Zwolnienie Anny Gacek z radiowej Trójki wywołało ogromne emocje w polskich mediach. Dziennikarka była związana ze stacją przez przeszło 19 lat. Tak długi staż nie przeszkodził jednak władzom Polskiego Radia w pozbawieniu jej posady praktycznie z dnia na dzień.
Przypomnijmy: Anna Gacek ZWOLNIONA z radiowej Trójki po 19 latach: "Usłyszałam, że nie ma dla mnie miejsca na antenie"
Zaledwie kilka dni po zwolnieniu Anny Gacek ze stacją rozstał się również jej długoletni antenowy partner Wojciech Mann, którego charakterystyczny głos towarzyszył słuchaczom Trójki przez całe 55 (!) lat. W związku z decyzją dziennikarza szefostwo stacji rozpoczęło ponoć poszukiwania osoby, która miałaby przejąć pozostałe po nim audycje. Szybko okazało się jednak, że wśród pracowników Polskiego Radia brakuje chętnych. Kilka dni po odejściu Manna z Trójką pożegnała się natomiast Gaba Kulka.
Wygląda na to, że to nie koniec zmian w dziennikarskim składzie radiowej Trójki. Z anteną postanowili pożegnać się również Wojciech Waglewski oraz jego syn Bartosz, których od 2008 roku można było usłyszeć w audycji Magiel Wagli. O ich decyzji starszy z muzyków poinformował na Facebooku.

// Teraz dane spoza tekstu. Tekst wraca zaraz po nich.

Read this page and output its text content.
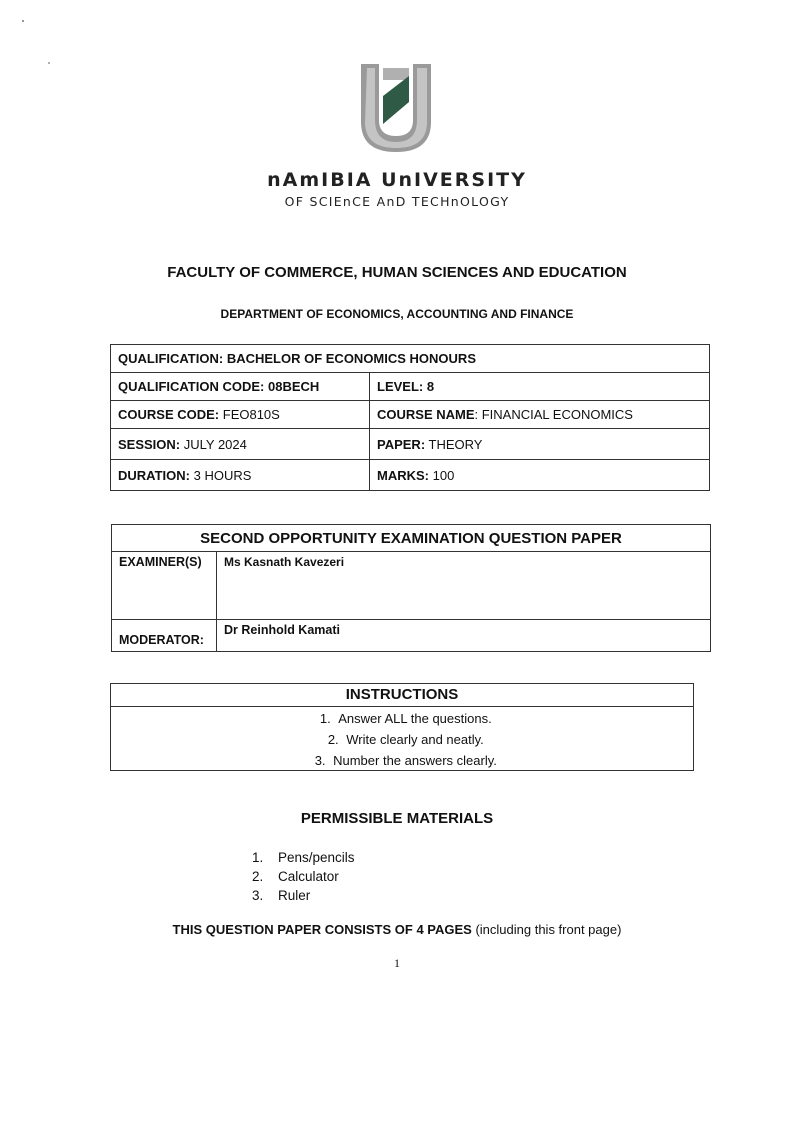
nAmIBIA UnIVERSITY
OF SCIEnCE AnD TECHnOLOGY
FACULTY OF COMMERCE, HUMAN SCIENCES AND EDUCATION
DEPARTMENT OF ECONOMICS, ACCOUNTING AND FINANCE
QUALIFICATION: BACHELOR OF ECONOMICS HONOURS	
QUALIFICATION CODE: 08BECH	LEVEL: 8
COURSE CODE: FEO810S	COURSE NAME: FINANCIAL ECONOMICS
SESSION: JULY 2024	PAPER: THEORY
DURATION: 3 HOURS	MARKS: 100
SECOND OPPORTUNITY EXAMINATION QUESTION PAPER	
EXAMINER(S)	Ms Kasnath Kavezeri
MODERATOR:	Dr Reinhold Kamati
INSTRUCTIONS
1. Answer ALL the questions.
2. Write clearly and neatly.
3. Number the answers clearly.
PERMISSIBLE MATERIALS
1. Pens/pencils
2. Calculator
3. Ruler
THIS QUESTION PAPER CONSISTS OF 4 PAGES (including this front page)
1
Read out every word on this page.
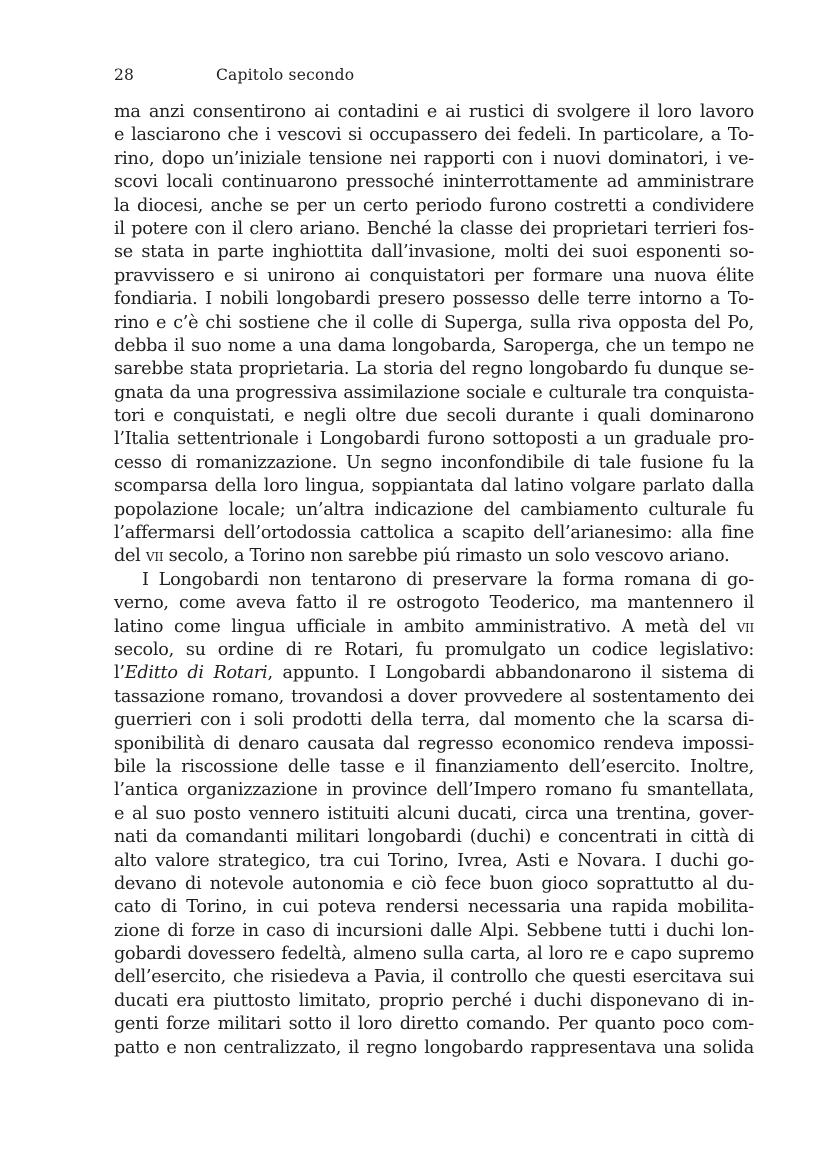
28	Capitolo secondo
ma anzi consentirono ai contadini e ai rustici di svolgere il loro lavoro
e lasciarono che i vescovi si occupassero dei fedeli. In particolare, a To-
rino, dopo un’iniziale tensione nei rapporti con i nuovi dominatori, i ve-
scovi locali continuarono pressoché ininterrottamente ad amministrare
la diocesi, anche se per un certo periodo furono costretti a condividere
il potere con il clero ariano. Benché la classe dei proprietari terrieri fos-
se stata in parte inghiottita dall’invasione, molti dei suoi esponenti so-
pravvissero e si unirono ai conquistatori per formare una nuova élite
fondiaria. I nobili longobardi presero possesso delle terre intorno a To-
rino e c’è chi sostiene che il colle di Superga, sulla riva opposta del Po,
debba il suo nome a una dama longobarda, Saroperga, che un tempo ne
sarebbe stata proprietaria. La storia del regno longobardo fu dunque se-
gnata da una progressiva assimilazione sociale e culturale tra conquista-
tori e conquistati, e negli oltre due secoli durante i quali dominarono
l’Italia settentrionale i Longobardi furono sottoposti a un graduale pro-
cesso di romanizzazione. Un segno inconfondibile di tale fusione fu la
scomparsa della loro lingua, soppiantata dal latino volgare parlato dalla
popolazione locale; un’altra indicazione del cambiamento culturale fu
l’affermarsi dell’ortodossia cattolica a scapito dell’arianesimo: alla fine
del vii secolo, a Torino non sarebbe piú rimasto un solo vescovo ariano.
I Longobardi non tentarono di preservare la forma romana di go-
verno, come aveva fatto il re ostrogoto Teoderico, ma mantennero il
latino come lingua ufficiale in ambito amministrativo. A metà del vii
secolo, su ordine di re Rotari, fu promulgato un codice legislativo:
l’Editto di Rotari, appunto. I Longobardi abbandonarono il sistema di
tassazione romano, trovandosi a dover provvedere al sostentamento dei
guerrieri con i soli prodotti della terra, dal momento che la scarsa di-
sponibilità di denaro causata dal regresso economico rendeva impossi-
bile la riscossione delle tasse e il finanziamento dell’esercito. Inoltre,
l’antica organizzazione in province dell’Impero romano fu smantellata,
e al suo posto vennero istituiti alcuni ducati, circa una trentina, gover-
nati da comandanti militari longobardi (duchi) e concentrati in città di
alto valore strategico, tra cui Torino, Ivrea, Asti e Novara. I duchi go-
devano di notevole autonomia e ciò fece buon gioco soprattutto al du-
cato di Torino, in cui poteva rendersi necessaria una rapida mobilita-
zione di forze in caso di incursioni dalle Alpi. Sebbene tutti i duchi lon-
gobardi dovessero fedeltà, almeno sulla carta, al loro re e capo supremo
dell’esercito, che risiedeva a Pavia, il controllo che questi esercitava sui
ducati era piuttosto limitato, proprio perché i duchi disponevano di in-
genti forze militari sotto il loro diretto comando. Per quanto poco com-
patto e non centralizzato, il regno longobardo rappresentava una solida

Dzień dobry... No i stało się. Nasza wspólna przygoda pt. "Magiel Wagli" dobiegła końca. Było nam niezmiernie miło gościć w Państwa domach. Cenimy sobie nowe znajomości zawarte przy okazji i mamy nadzieję na ich kontynuację - rozpoczął wpis Wojciech Waglewski.
Okazuje się, że do decyzji Waglewskich przyczyniła się fala odejść dziennikarzy Trójki, a także głośne zwolnienie Anny Gacek.
Odejście pięciu fantastycznych dziennikarzy i współpracowników redakcji muzycznej mocno zubożyło ofertę programową... międzypokoleniową i międzygatunkową dotąd. Sposób rozstania się z Anią w niezwykle wielkopańskim i dość osobliwym jak na nasze rozumienie dobrych manier stylu, do tego kompletnie nieuzasadnione, umocniło nas w przekonaniu o konieczności odejścia - wyznał.
Waglewski dodał jednak, że wciąż kibicuje radiowym koleżankom i kolegom.
Trzymamy jednak kciuki za cała Metzową ekipę muzyczną, bo to nadal najciekawsze i najbardziej życzliwe dla rodzimej twórczości radio. Najważniejsze teraz to wyjść jakoś z tych ciemności egipskich i uporać się z tą zarazą... Czego i Państwu życzymy... Do zobaczenia i usłyszenia gdzieś tam, kiedyś/np. na koncertach. Niech Państwo uważa na siebie.... Pani Boom Boom i Pan Hrabia Cud Miód - zakończył wpis.
Będzie Wam brakowało audycji Waglewskich?